Paul Goble
Vienna, April 14 – Many migrant workers who recently lost their jobs in Russia are going back to their Central Asian and Caucasian homelands, but instead of returning to their native villages, they are moving into cities and especially the capitals of their countries where, because of high unemployment in many, they becoming an additional source of instability.
Compounding the problems created by their number is the experiences many of these returnees had in Russia. Because they worked illegally there, at least some are now prepared to operate outside the legal sphere and thus become both subject to and influenced by black market firms and radical political movements.
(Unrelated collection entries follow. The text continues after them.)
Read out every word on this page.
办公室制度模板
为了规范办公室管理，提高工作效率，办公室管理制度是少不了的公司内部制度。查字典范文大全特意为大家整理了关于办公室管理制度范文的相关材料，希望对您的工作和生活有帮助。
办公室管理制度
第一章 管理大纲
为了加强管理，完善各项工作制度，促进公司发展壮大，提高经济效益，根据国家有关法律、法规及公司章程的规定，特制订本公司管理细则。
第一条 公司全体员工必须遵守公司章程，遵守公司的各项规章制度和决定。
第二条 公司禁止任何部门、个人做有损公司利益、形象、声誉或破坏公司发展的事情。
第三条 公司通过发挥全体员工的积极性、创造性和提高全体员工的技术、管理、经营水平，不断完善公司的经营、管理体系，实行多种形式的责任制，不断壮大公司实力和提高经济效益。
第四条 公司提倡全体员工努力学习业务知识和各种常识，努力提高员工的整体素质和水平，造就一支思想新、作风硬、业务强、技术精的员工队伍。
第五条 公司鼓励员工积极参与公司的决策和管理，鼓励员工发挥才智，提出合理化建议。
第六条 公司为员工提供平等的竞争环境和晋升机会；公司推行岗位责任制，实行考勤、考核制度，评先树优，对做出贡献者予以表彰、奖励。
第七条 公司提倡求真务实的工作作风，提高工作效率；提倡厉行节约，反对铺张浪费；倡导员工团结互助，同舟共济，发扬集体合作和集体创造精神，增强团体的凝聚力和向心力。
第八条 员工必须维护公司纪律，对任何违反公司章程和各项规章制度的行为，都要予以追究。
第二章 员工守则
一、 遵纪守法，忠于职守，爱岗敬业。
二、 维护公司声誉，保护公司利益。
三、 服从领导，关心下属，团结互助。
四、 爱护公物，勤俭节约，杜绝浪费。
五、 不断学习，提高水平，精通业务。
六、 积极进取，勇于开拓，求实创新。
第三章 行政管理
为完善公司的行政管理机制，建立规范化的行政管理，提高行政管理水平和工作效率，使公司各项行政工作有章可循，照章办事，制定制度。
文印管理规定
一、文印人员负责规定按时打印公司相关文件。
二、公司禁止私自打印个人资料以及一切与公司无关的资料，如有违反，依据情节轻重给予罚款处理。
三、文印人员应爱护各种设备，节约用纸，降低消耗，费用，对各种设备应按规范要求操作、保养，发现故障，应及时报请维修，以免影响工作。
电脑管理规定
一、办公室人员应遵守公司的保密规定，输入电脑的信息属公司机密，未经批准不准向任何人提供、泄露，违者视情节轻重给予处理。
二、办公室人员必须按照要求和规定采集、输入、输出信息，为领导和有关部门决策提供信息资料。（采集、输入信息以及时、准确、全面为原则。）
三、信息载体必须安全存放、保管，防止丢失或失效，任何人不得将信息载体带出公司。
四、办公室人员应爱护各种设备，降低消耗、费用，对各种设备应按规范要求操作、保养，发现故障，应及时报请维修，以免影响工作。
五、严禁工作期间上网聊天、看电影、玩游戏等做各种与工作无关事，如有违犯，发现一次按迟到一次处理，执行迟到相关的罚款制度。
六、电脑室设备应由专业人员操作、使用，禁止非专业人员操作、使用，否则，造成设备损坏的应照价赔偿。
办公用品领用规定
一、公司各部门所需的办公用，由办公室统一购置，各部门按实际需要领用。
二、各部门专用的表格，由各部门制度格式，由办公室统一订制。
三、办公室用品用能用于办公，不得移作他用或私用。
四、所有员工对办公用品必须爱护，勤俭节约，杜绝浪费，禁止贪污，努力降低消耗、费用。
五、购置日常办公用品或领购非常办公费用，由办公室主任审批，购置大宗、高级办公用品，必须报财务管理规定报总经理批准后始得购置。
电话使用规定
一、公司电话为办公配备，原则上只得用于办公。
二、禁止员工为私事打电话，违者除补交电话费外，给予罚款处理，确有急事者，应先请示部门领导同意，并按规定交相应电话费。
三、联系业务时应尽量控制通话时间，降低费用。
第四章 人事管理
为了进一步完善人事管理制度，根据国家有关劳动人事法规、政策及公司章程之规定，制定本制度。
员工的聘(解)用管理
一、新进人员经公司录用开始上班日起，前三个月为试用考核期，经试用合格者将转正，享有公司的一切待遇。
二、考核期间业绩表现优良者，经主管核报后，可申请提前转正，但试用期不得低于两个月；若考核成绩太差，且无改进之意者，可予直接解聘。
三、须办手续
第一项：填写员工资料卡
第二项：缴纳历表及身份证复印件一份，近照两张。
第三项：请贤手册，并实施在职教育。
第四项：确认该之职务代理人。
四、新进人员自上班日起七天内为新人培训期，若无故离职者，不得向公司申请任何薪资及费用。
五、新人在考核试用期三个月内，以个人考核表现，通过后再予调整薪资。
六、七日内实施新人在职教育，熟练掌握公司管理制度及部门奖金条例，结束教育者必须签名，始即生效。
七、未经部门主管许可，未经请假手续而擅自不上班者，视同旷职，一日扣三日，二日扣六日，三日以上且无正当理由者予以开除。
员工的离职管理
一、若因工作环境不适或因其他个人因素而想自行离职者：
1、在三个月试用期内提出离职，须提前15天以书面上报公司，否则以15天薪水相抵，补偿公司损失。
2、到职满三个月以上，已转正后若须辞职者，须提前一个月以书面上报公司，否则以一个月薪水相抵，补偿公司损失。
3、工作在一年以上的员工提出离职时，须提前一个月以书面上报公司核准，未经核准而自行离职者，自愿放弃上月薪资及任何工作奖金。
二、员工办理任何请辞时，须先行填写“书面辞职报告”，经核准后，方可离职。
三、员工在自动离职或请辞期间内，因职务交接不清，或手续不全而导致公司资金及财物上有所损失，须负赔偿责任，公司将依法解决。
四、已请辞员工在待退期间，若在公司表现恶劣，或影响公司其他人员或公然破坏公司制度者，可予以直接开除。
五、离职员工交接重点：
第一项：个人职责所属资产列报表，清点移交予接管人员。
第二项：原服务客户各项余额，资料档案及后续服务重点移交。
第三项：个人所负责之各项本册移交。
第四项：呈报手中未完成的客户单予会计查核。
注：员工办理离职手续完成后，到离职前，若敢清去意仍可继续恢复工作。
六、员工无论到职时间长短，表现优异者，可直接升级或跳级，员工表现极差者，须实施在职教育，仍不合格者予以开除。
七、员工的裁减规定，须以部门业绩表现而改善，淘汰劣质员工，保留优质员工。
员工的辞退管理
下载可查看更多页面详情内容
As a result, while the departure of some Gastarbeiters from Russia may have lowered tensions in cities there, the return of such people is leading to leading in some places to “social collapse,” according to a Deutsche Welle report, even though most governments in this region are denying the problem exists (www.centrasia.ru/news.php?st=1239680820).
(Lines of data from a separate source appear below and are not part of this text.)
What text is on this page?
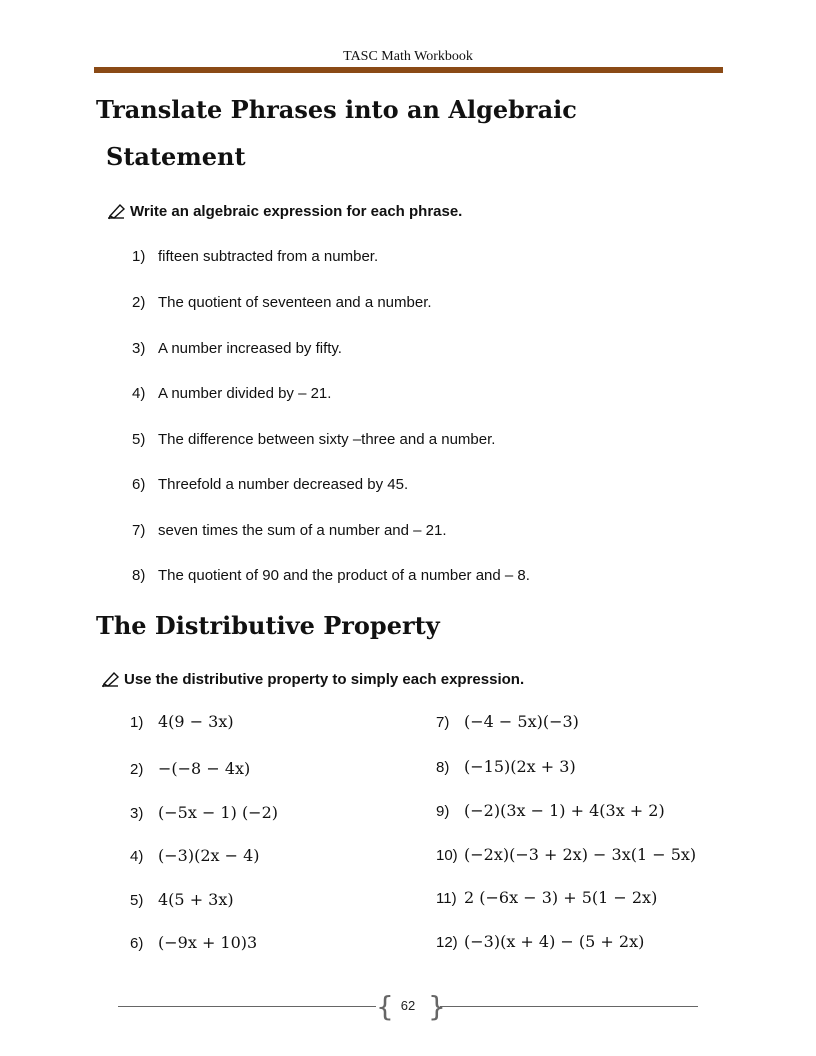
TASC Math Workbook
Translate Phrases into an Algebraic
Statement
Write an algebraic expression for each phrase.
1) fifteen subtracted from a number.
2) The quotient of seventeen and a number.
3) A number increased by fifty.
4) A number divided by – 21.
5) The difference between sixty –three and a number.
6) Threefold a number decreased by 45.
7) seven times the sum of a number and – 21.
8) The quotient of 90 and the product of a number and – 8.
The Distributive Property
Use the distributive property to simply each expression.
1) 4(9 − 3x)
2) −(−8 − 4x)
3) (−5x − 1) (−2)
4) (−3)(2x − 4)
5) 4(5 + 3x)
6) (−9x + 10)3
7) (−4 − 5x)(−3)
8) (−15)(2x + 3)
9) (−2)(3x − 1) + 4(3x + 2)
10) (−2x)(−3 + 2x) − 3x(1 − 5x)
11) 2 (−6x − 3) + 5(1 − 2x)
12) (−3)(x + 4) − (5 + 2x)
{ }
62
There are few reliable statistics on these flows, particularly because the governments involved do not carefully distinguish between internal migration in which people are streaming in from villages to the cities from external migration in which individuals are either coming in from abroad or returning.
But numerous reports by residents of Central Asia suggest that the problem is not only large but growing. While government-controlled media in that region either downplay the trend or do not report it at all, local people say that the return of Gastarbeiters from Russia is leading to “a growth in crime,” the German station reports.
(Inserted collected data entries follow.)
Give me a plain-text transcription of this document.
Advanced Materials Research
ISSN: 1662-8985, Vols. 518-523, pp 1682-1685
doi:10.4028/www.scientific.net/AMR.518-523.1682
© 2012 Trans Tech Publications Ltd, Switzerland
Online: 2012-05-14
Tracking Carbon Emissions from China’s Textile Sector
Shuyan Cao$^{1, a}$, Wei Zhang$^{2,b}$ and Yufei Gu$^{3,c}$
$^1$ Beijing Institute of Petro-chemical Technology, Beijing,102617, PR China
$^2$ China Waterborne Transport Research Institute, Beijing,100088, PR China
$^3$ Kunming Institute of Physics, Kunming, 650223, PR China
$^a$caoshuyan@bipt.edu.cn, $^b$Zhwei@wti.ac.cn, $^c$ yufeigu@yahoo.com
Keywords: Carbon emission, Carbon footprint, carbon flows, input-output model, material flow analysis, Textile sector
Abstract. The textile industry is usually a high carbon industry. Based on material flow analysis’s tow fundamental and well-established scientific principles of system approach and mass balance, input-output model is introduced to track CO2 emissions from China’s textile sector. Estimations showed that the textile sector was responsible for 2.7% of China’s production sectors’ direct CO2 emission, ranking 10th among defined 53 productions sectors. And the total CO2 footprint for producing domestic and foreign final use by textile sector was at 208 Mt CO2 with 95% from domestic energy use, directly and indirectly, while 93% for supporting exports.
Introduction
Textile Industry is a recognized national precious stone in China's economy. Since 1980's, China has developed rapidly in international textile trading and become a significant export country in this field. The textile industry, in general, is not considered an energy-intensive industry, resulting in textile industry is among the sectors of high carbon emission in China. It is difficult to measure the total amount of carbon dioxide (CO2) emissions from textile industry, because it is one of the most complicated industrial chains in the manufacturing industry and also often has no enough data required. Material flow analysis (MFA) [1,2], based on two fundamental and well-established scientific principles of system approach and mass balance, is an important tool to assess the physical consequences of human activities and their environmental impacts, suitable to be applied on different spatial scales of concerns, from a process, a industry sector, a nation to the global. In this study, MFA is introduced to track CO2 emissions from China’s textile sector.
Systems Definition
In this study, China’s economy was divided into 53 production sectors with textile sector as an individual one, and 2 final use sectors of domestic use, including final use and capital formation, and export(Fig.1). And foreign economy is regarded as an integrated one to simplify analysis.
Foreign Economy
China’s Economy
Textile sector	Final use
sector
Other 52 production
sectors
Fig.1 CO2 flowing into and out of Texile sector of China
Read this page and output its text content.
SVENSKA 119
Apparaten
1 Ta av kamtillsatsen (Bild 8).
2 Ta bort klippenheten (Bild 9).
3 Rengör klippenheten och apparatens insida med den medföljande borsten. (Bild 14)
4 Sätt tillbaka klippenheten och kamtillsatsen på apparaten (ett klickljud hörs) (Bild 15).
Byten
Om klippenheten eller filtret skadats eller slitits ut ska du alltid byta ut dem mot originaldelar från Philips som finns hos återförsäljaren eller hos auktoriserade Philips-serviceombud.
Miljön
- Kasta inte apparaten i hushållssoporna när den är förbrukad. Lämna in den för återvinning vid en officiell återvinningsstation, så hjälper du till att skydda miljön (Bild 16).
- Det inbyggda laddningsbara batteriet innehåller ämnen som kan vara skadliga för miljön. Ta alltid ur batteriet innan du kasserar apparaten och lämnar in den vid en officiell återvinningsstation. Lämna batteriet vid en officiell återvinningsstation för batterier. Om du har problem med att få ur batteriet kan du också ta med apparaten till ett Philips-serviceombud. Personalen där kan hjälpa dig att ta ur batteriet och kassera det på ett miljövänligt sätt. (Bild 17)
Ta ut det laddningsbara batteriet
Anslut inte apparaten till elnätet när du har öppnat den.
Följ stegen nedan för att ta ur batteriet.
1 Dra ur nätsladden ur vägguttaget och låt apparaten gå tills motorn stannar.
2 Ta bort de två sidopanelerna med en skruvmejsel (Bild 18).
At the same time, however, a Tashkent journalist, said that the media there “more or less regularly feature stories saying that our citizens are falling into slavery in CIS countries and how it is necessary to avoid that,” something intended as a warning against leaving but also an indication of an unstated concern by the authorities about returnees.
In neighboring Kyrgyzstan, the German broadcaster says, many residents in Osh and other cities are taking the return of Gastarbeiters “more seriously.” “With each day,” a local rights activist told the German station, the number Kyrgyz returning from Russia either because they have no work or are being deported as illegals, “continues to grow.”
Their return is not yet obvious to someone walking through the center of the city, the activist said, but anyone who visits the city market will see the returnees, mostly middle aged men who say they are waiting to return to Russia when the economy there improves, yet another reason why many do not easily integrate into the existing situation in their homelands.
The path of many of the returnees varies. Some return to their villages only to move on to the cities and especially the capitals when they cannot find work. Others go directly to the cities because they know there are no jobs for them in their home villages. And still a third group goes to the capital cities first of all.
One indication of the level of official concern, the activist said, was the decision of the authorities in Bishkek to take down a report on the website of the migration service saying that the government expected some 45,000 returnees in the southern part of the country alone. More senior officials ordered that report removed lest it “frighten” people.
And the reason locals are nervous, Deutsche Welle concludes, is not only that the returnees will drive up the already high rate of unemployment but also exacerbate social tensions to the point that the authorities may not be able to cope, a danger that exists in the countries of the southern Caucasus as well (news-ru.trend.az/politics/foreign/1455441.html).